I’ve had sunflowers on my mind this week, as someone gave me a beautiful bouquet of them when they heard that I had come down with shingles. As I rest and give my body space and time to heal, I am profoundly encouraged by their lovely witness. Like it or not, I’m in a fallow season, laid low by illness not by choice. And I don’t particularly like it. Being home sick is disheartening, as it means halting everything, feeling unproductive and useless. But these brilliant sunflowers are prodding me to see things differently, to choose another way of embracing this season of suspension, as uncomfortable to my ego self as it is.

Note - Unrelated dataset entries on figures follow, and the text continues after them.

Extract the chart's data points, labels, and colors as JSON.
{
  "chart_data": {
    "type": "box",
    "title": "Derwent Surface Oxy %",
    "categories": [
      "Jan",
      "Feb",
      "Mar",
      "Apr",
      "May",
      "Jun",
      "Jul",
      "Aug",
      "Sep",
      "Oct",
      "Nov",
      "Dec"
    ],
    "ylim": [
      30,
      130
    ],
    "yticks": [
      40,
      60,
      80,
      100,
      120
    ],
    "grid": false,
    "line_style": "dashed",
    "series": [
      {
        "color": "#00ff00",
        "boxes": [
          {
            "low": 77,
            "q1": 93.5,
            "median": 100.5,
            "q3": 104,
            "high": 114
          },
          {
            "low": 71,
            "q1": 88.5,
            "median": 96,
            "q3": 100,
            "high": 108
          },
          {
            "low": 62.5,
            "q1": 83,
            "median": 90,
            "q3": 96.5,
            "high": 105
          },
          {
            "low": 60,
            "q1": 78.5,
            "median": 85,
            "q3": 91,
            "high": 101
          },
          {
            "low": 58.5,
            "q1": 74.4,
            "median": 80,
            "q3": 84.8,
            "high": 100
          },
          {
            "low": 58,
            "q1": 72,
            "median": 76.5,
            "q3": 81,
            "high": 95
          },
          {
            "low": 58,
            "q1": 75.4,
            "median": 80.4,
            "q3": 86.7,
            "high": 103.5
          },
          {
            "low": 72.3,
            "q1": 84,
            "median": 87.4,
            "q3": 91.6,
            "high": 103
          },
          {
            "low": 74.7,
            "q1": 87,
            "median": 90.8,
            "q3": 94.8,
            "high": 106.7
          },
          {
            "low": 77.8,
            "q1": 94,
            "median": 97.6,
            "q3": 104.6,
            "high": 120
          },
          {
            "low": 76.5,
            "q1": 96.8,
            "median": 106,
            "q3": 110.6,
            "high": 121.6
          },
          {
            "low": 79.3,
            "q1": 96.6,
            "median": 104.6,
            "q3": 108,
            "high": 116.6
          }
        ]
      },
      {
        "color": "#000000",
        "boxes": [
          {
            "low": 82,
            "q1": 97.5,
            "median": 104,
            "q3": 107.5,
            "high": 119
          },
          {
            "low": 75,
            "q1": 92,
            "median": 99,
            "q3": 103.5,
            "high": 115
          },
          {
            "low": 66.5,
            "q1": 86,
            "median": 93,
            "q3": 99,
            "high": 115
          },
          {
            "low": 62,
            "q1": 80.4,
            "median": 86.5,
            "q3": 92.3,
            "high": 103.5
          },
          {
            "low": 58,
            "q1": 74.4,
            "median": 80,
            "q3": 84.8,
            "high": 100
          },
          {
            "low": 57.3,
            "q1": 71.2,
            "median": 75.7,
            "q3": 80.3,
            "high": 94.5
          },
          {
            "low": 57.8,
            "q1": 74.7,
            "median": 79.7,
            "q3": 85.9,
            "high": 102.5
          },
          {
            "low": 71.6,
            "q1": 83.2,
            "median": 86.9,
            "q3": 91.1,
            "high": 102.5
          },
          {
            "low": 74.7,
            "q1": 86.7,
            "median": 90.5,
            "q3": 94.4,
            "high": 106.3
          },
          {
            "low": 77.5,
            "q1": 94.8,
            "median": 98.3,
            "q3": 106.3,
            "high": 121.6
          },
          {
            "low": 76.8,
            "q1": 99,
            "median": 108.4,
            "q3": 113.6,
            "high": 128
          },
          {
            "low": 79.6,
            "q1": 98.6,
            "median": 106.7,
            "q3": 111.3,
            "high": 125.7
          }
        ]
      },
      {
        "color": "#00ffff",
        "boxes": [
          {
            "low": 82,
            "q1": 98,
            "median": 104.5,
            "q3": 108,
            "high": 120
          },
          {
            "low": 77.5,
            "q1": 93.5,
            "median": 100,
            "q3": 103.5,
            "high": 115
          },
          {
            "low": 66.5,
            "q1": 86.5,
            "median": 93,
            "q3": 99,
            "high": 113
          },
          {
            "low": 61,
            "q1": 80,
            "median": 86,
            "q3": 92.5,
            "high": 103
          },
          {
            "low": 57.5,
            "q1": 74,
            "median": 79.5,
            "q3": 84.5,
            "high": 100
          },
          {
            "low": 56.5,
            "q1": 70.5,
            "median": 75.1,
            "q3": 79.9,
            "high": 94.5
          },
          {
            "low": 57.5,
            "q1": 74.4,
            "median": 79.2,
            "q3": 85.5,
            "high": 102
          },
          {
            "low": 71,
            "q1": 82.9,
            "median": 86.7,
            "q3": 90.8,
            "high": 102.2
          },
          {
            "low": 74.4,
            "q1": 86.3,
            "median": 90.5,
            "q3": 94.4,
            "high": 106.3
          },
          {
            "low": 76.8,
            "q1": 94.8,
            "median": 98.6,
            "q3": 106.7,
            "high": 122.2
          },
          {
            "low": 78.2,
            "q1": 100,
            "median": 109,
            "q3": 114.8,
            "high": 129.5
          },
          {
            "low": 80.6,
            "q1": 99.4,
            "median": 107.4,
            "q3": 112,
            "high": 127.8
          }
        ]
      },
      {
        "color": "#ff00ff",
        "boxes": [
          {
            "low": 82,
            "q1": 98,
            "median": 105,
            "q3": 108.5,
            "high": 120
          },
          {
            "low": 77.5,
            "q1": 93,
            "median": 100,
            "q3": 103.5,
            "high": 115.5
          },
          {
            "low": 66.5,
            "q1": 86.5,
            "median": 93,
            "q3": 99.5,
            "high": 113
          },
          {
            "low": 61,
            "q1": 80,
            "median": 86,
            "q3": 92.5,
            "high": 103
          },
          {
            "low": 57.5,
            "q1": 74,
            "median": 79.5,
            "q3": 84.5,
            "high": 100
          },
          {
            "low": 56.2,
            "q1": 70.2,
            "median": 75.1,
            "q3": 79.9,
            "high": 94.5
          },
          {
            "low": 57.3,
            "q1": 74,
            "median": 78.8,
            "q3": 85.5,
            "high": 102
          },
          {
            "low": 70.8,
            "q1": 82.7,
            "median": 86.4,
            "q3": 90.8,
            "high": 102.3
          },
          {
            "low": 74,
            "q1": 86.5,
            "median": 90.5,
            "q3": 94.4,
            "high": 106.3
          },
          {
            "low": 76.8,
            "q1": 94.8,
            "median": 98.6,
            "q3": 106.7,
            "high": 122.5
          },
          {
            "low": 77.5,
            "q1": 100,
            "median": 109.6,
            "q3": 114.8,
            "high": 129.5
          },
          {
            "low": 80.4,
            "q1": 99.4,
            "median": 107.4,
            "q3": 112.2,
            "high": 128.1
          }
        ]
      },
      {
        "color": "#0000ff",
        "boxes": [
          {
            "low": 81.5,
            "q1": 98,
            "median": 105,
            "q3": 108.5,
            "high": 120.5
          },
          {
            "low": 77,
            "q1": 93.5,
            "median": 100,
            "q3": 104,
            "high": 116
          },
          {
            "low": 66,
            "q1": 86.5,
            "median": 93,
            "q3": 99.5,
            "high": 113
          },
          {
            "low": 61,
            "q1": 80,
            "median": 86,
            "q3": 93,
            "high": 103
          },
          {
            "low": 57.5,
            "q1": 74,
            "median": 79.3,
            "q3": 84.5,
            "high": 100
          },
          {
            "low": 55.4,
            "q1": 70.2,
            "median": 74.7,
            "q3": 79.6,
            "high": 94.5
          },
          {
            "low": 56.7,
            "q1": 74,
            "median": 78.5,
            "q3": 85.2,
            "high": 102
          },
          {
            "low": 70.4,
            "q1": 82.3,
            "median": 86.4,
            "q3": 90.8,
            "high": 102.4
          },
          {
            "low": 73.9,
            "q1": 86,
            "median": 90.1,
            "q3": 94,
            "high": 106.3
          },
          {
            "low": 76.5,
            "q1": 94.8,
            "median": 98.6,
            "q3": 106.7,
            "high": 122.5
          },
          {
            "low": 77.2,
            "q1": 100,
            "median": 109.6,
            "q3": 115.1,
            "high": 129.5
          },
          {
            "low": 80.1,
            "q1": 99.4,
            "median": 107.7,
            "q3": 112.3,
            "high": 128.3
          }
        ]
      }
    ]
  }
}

Pondering all of this in the fog of sickness, I remembered a talk Jim Finley gave on walking meditation that speaks to all of this. Walking meditation is when you walk incredibly slowly, so slowly it’s hard not to fall over, for about twenty minutes. He is really funny about how much our ego doesn’t like it because, well, we aren’t accomplishing anything or winning or achieving. But then he reflects on what is happening when we risk walking meditation:
Everyone is rushing, rushing, rushing. So what do we do? We slow it way down. This is the fear of being left behind. This is the fear of being disenfranchised. This is the fear of not being able to keep up. This is the fear of those who splinter off and nobody notices because they can’t keep up with the momentum of it all. We slow it all down in our affinity with them, our kinship with them. We go slow enough to catch up with our self. And in a single step, you learn more about God and your self than in a thousand books. This is the kingdom of God that is consciousness itself…this is the mystery of life out of death. The cross is the axis of the world. Jesus was the one who walked as slow as the slowest person that they could discover that God was with them in their inabilities, all of it. This is the great Eucharistic celebration.
What we think this life is all about isn’t what Jesus tells us or shows us in his life and death. We get swept up in the desire for greatness, for success, even when we might just be getting by. Look at how our culture worships the rich and powerful. We are steeped in the cult of the celebrity and the illusion of military might, while far too many are being left behind and forgotten.
And where is Jesus? With the slowest of us, with the brokenhearted and the downtrodden. When we finally allow that good news, that heart wisdom to sink into our bones, we are set free to truly live. But it isn’t easy, which is why we need a community of love to share in re-membering Jesus’ invitation to see as God sees, to see sunflowers where others see weakness. How do we embrace and embody the countercultural message of Jesus in our own lives and in our world?